На ночных кормлениях в 12 и в 3 ночи наш отряд напоминает зомби - мы бредем по пустому темному коридору молча, слегка клонясь в разные стороны, не совсем отражая действительность. Самим над собою смешно. Три, шесть, девять, двенадцать.

Взять пакет, вскрыть, включить молокоотсос, сцедить, перелить, надеть халат, идти, снять халат, помыть руки мылом, потом антисептиком, набрать молоко в шприц, подсоединить к зонду, ждать пока молоко перетечет в ребенка, выбросить шприц в специальное ведерко, иголку отдельно, упаковку отдельно, все повторить для второго ребенка, надеть халат, идти, лечь. Иногда можно поговорить с врачами или медсестрами, но особо не о чем - события в неонатальной медицине происходят редко, тут не лечат, а выхаживают, ждут дозревания. Три, шесть, девять, двенадцать, три, шесть, девять, двенадцать. День недели и число не имеет значения. День от ночи тоже отличается весьма условно. Три, шесть, девять, двенадцать.
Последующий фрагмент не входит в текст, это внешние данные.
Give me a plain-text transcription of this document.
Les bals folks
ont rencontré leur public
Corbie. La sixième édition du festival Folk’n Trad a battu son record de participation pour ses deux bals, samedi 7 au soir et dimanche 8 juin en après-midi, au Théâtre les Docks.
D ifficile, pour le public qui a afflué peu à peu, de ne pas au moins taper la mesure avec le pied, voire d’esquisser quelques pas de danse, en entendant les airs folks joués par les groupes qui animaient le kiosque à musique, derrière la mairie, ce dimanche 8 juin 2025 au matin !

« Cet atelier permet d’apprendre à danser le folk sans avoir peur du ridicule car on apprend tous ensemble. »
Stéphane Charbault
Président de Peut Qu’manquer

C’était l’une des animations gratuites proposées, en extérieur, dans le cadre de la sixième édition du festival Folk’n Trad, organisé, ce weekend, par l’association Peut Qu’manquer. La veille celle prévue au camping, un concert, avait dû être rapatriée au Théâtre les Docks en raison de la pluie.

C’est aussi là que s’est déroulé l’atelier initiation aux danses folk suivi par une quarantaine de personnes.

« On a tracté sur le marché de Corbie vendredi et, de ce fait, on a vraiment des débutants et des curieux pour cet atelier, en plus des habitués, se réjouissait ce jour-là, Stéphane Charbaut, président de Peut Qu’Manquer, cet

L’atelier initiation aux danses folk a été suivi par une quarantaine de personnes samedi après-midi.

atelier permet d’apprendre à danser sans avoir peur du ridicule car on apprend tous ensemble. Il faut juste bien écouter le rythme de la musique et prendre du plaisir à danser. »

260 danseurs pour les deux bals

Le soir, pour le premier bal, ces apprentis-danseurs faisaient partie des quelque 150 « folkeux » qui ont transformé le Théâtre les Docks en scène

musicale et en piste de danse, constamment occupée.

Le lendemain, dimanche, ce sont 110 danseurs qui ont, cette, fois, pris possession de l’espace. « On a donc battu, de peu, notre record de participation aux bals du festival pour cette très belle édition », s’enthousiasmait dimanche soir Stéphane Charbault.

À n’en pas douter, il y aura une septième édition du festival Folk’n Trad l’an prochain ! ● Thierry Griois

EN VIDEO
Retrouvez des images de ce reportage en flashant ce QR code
В принципе страшно, но ты адаптируешься. Соседки по палате помогают. Если попадает две - три женщины с чувством юмора становится даже весело. Каждый вечер в столовой все собираются с чаем, чисто по женски трещат обо всем на свете, хохочут, даже если десять минут назад кто-то рыдал над своим младенцем.

В этот же период ты проходишь через осознание этой новой своей реальности. Из роддома все приезжают с мыслью, что вот сейчас ребеночка быстренько подлечат и через месяц ты счастливая выйдешь с ним из дверей в объятия  любящих родственников, как все прочие женщины.

А потом ты выясняешь, что это не лечат - нет лекарства от недозрелости. Что проблемы связанные с ней невозможно предотвратить, потому что они еще не возникли. То есть, если в результате гипоксии повредились двигательно-моторные функции в мозге, то ты не узнаешь о них, пока ребенок не попробует перевернуться, сесть или пойти. Этот меч уже висит над тобой и непонятно когда рухнет.  Говорят, более-менее можно выдохнуть в 2,5 года.
Ты узнаешь, что ребеночек скорее всего никогда не будет «как все», что больниц будет много. И самое главное, та фраза, которая меня действительно подкосила «такие детки лежат у нас от трех месяцев»... До этого, двухнедельное заточение «на сохранении» казалось мне пыткой...

Три, шесть, девять, двенадцать.

За окном наступает весна - дуют майские ветры, зацветают яблони. Без тебя. Френдлента разлетается на праздники, чекинясь в аэропортах европейских столиц. Ты - нет. Начинаются первые городские летние события. Ты не пойдешь. Дома разлад - муж не вывовзит режим «работающей матери», говорит, что у них там грязь, нет еды и он устал. Сердце рвется. Мысль об оставленном старшем ребенке  приводит к слезам  - ты ничего не можешь сделать.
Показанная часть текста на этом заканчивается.